Quindi le limitazioni ai mercati infrasettimanali e la chiusura alle 18 dei pubblici esercizi potrebbero venire adottate solo da alcuni comuni piacentini. Finora quelli che hanno persone contagiate residenti sul territorio sono Piacenza, Castelsangiovanni, Podenzano, a cui si è aggiunto Gazzola. Maggiori dettagli sono attesi in giornata.

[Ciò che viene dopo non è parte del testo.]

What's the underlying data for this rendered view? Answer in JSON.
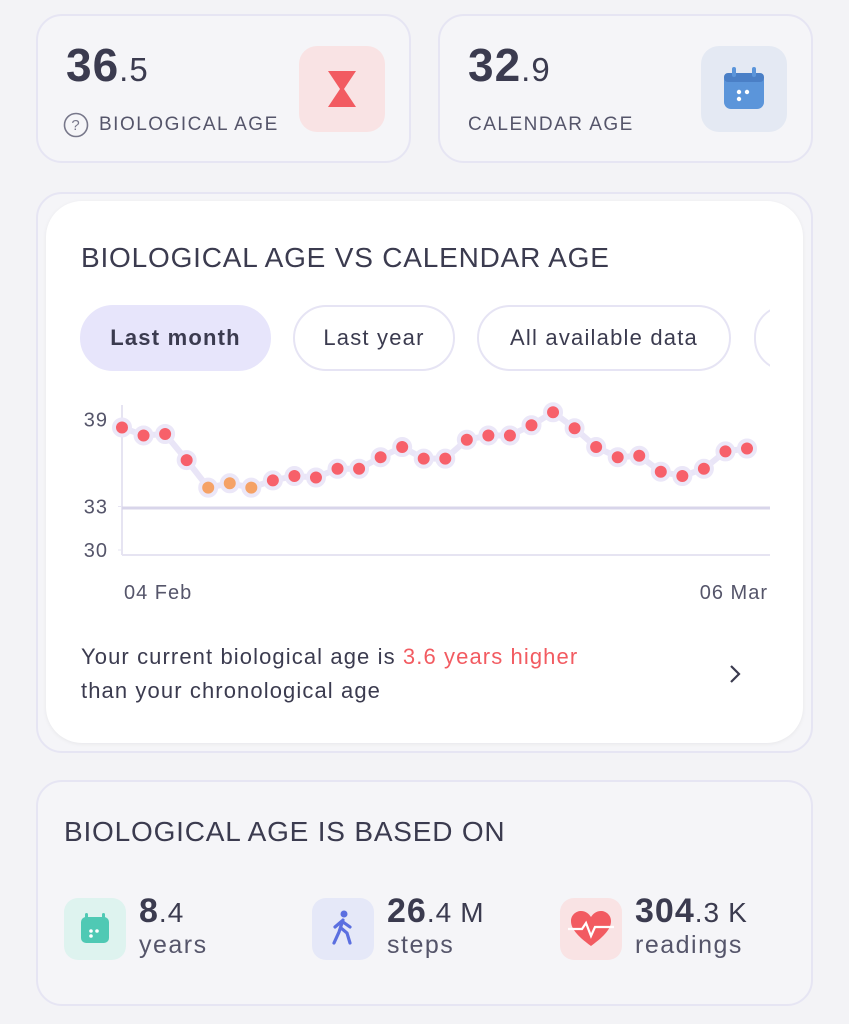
{
  "stats": [
    {
      "whole": "36",
      "fraction": ".5",
      "label": "BIOLOGICAL AGE"
    },
    {
      "whole": "32",
      "fraction": ".9",
      "label": "CALENDAR AGE"
    }
  ],
  "chart_card": {
    "title": "BIOLOGICAL AGE VS CALENDAR AGE",
    "tabs": [
      "Last month",
      "Last year",
      "All available data"
    ],
    "summary": {
      "prefix": "Your current biological age is",
      "highlight": "3.6 years higher",
      "line2": "than your chronological age"
    }
  },
  "chart_data": {
    "type": "line",
    "categories": [
      "04 Feb",
      null,
      null,
      null,
      null,
      null,
      null,
      null,
      null,
      null,
      null,
      null,
      null,
      null,
      null,
      null,
      null,
      null,
      null,
      null,
      null,
      null,
      null,
      null,
      null,
      null,
      null,
      null,
      null,
      "06 Mar"
    ],
    "series": [
      {
        "color": "#f7606a",
        "values": [
          38.45,
          37.9,
          38.0,
          36.2,
          34.3,
          34.6,
          34.3,
          34.8,
          35.1,
          35.0,
          35.6,
          35.6,
          36.4,
          37.1,
          36.3,
          36.3,
          37.6,
          37.9,
          37.9,
          38.6,
          39.5,
          38.4,
          37.1,
          36.4,
          36.5,
          35.4,
          35.1,
          35.6,
          36.8,
          37.0
        ],
        "colors": [
          "#f7606a",
          "#f7606a",
          "#f7606a",
          "#f7606a",
          "#f5a266",
          "#f5a266",
          "#f5a266",
          "#f7606a",
          "#f7606a",
          "#f7606a",
          "#f7606a",
          "#f7606a",
          "#f7606a",
          "#f7606a",
          "#f7606a",
          "#f7606a",
          "#f7606a",
          "#f7606a",
          "#f7606a",
          "#f7606a",
          "#f7606a",
          "#f7606a",
          "#f7606a",
          "#f7606a",
          "#f7606a",
          "#f7606a",
          "#f7606a",
          "#f7606a",
          "#f7606a",
          "#f7606a"
        ]
      }
    ],
    "reference_line": 32.9,
    "reference_color": "#d8d5ea",
    "ylim": [
      30,
      40
    ],
    "yticks": [
      30,
      33,
      39
    ]
  },
  "based_on": {
    "title": "BIOLOGICAL AGE IS BASED ON",
    "items": [
      {
        "whole": "8",
        "fraction": ".4",
        "label": "years"
      },
      {
        "whole": "26",
        "fraction": ".4",
        "unit": "M",
        "label": "steps"
      },
      {
        "whole": "304",
        "fraction": ".3",
        "unit": "K",
        "label": "readings"
      }
    ]
  }
}
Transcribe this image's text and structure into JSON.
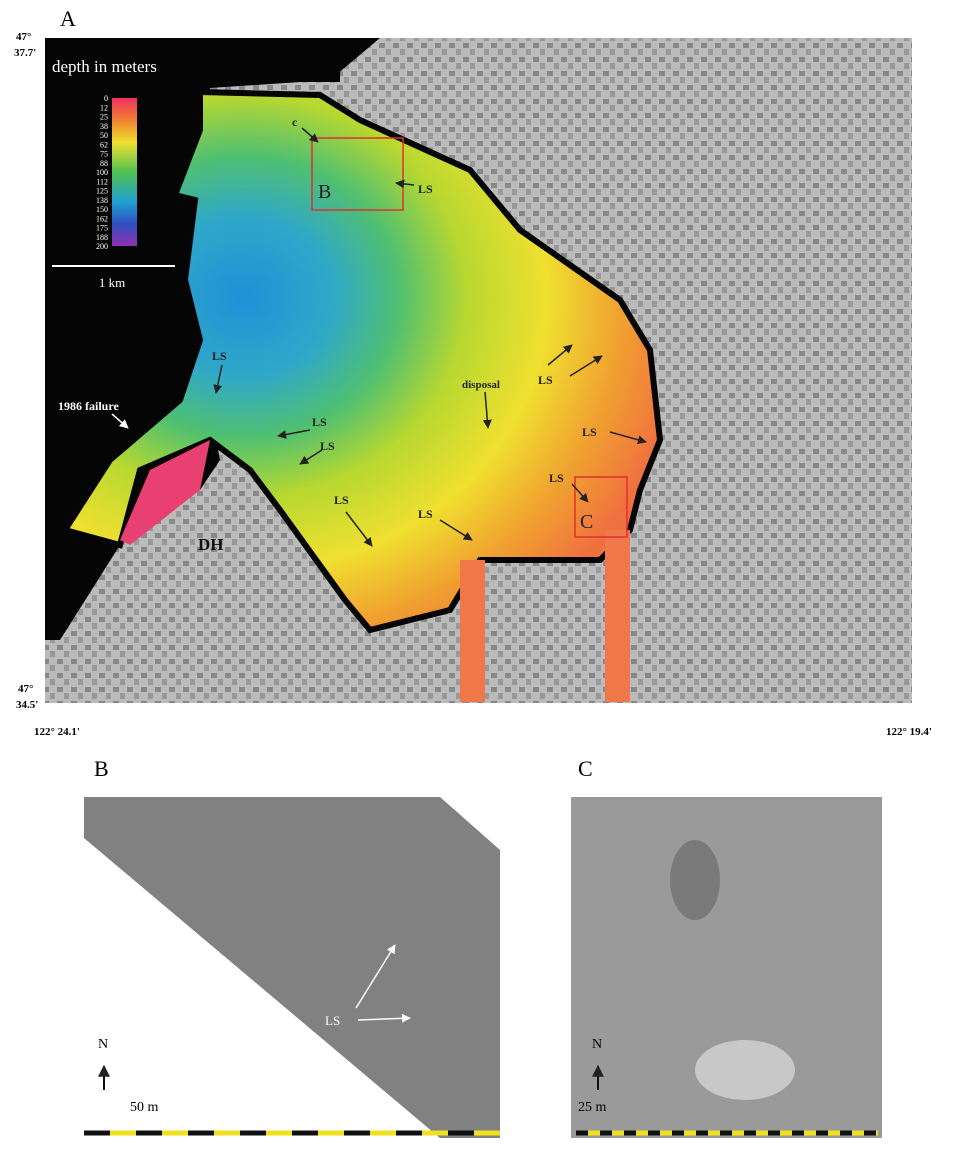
{
  "panel_a": {
    "label": "A",
    "lat_top": [
      "47°",
      "37.7'"
    ],
    "lat_bottom": [
      "47°",
      "34.5'"
    ],
    "lon_left": "122° 24.1'",
    "lon_right": "122° 19.4'",
    "legend": {
      "title": "depth in meters",
      "ticks": [
        "0",
        "12",
        "25",
        "38",
        "50",
        "62",
        "75",
        "88",
        "100",
        "112",
        "125",
        "138",
        "150",
        "162",
        "175",
        "188",
        "200"
      ],
      "scale": "1 km"
    },
    "annotations": [
      "c",
      "B",
      "LS",
      "LS",
      "1986 failure",
      "LS",
      "LS",
      "disposal",
      "LS",
      "LS",
      "LS",
      "C",
      "LS",
      "LS",
      "DH"
    ]
  },
  "panel_b": {
    "label": "B",
    "north": "N",
    "scale": "50 m",
    "annotation": "LS"
  },
  "panel_c": {
    "label": "C",
    "north": "N",
    "scale": "25 m"
  }
}
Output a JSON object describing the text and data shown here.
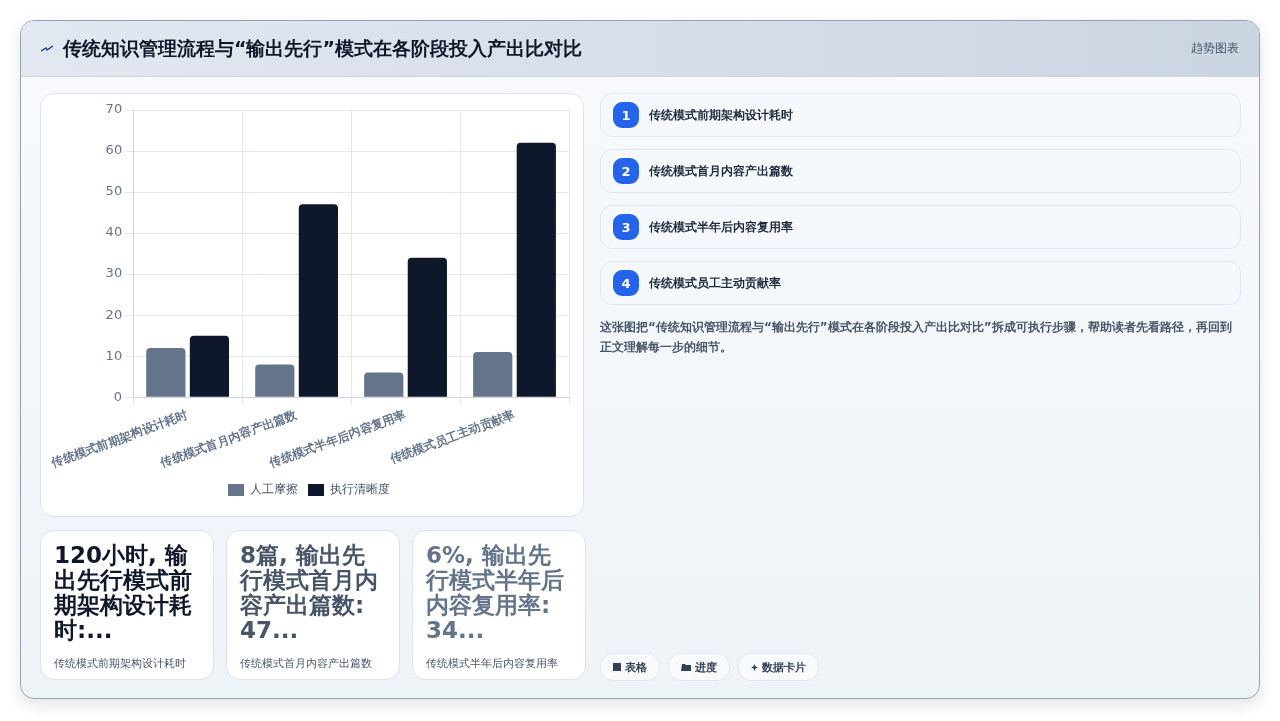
{
  "chart_data": {
    "type": "bar",
    "title": "传统知识管理流程与“输出先行”模式在各阶段投入产出比对比",
    "categories": [
      "传统模式前期架构设计耗时",
      "传统模式首月内容产出篇数",
      "传统模式半年后内容复用率",
      "传统模式员工主动贡献率"
    ],
    "series": [
      {
        "name": "人工摩擦",
        "color": "#64748b",
        "values": [
          12,
          8,
          6,
          11
        ]
      },
      {
        "name": "执行清晰度",
        "color": "#0f172a",
        "values": [
          15,
          47,
          34,
          62
        ]
      }
    ],
    "ylim": [
      0,
      70
    ],
    "yticks": [
      0,
      10,
      20,
      30,
      40,
      50,
      60,
      70
    ],
    "grid": true,
    "legend": "bottom",
    "annotations": [
      "趋势图表",
      "1",
      "传统模式前期架构设计耗时",
      "2",
      "传统模式首月内容产出篇数",
      "3",
      "传统模式半年后内容复用率",
      "4",
      "传统模式员工主动贡献率",
      "这张图把“传统知识管理流程与“输出先行”模式在各阶段投入产出比对比”拆成可执行步骤，帮助读者先看路径，再回到正文理解每一步的细节。",
      "120小时, 输出先行模式前期架构设计耗时:...",
      "传统模式前期架构设计耗时",
      "8篇, 输出先行模式首月内容产出篇数: 47...",
      "传统模式首月内容产出篇数",
      "6%, 输出先行模式半年后内容复用率: 34...",
      "传统模式半年后内容复用率",
      "表格",
      "进度",
      "数据卡片"
    ]
  }
}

Il direttore dell’azienda Ausl Luca Baldino ha ribadito che tutti casi di contagio a Piacenza sono non autoctoni e riconducibili tutti al territorio lodigiano o infettati all’interno dell’ospedale di Piacenza. “Anche il 17esimo caso è un operatore sanitario – ha specificato – che si trova in isolamento a domicilio ed è asintomatico e sta bene”. “Stiamo continuando a prendere provvedimenti con i nuovi presidi medici avanzati davanti agli ospedali di Piacenza, Fiorenzuola e Castelsangiovanni. Queste ultime due strutture verranno attivate quando lo decideranno i responsabili del Pronto Soccorso”.

CENTINAIA DI CHIAMATE ALL’ORA – “Voglio fare un appello ai cittadini, stiamo continuando a potenziare le linee telefoniche ma riceviamo centinaia di chiamate all’ora. Intasare il 118 soprattutto, ma anche il numero aziendale e quello regionale, senza averne effettiva necessità ci impedisce di cogliere le segnalazioni importanti e dove dobbiamo intervenire coi soccorsi. Mi appello al senso di responsabilità dei cittadini, le informazioni generali sono sul sito Ausl e la raccomandazione è quella di non telefonare se non in caso di necessità”.

“Ad oggi dei 275 referti che abbiamo ricevuto – ha precisato Baldino – dei vari tamponi fatti, i positivi sono 17: due persone ammalate sono state trasferite a Parma in terapia intensiva, sono in condizioni gravi ma non in pericolo di vita. Sono numeri importanti e sono buoni. Il coronavirus è una malattia per la quale nel 96% dei casi si guarisce autonomamente, i nostri anticorpi fanno quello che devono fare. E’ vero che non abbiamo ancora farmaci per curare la malattia, ma non dimentichiamo questo dato”.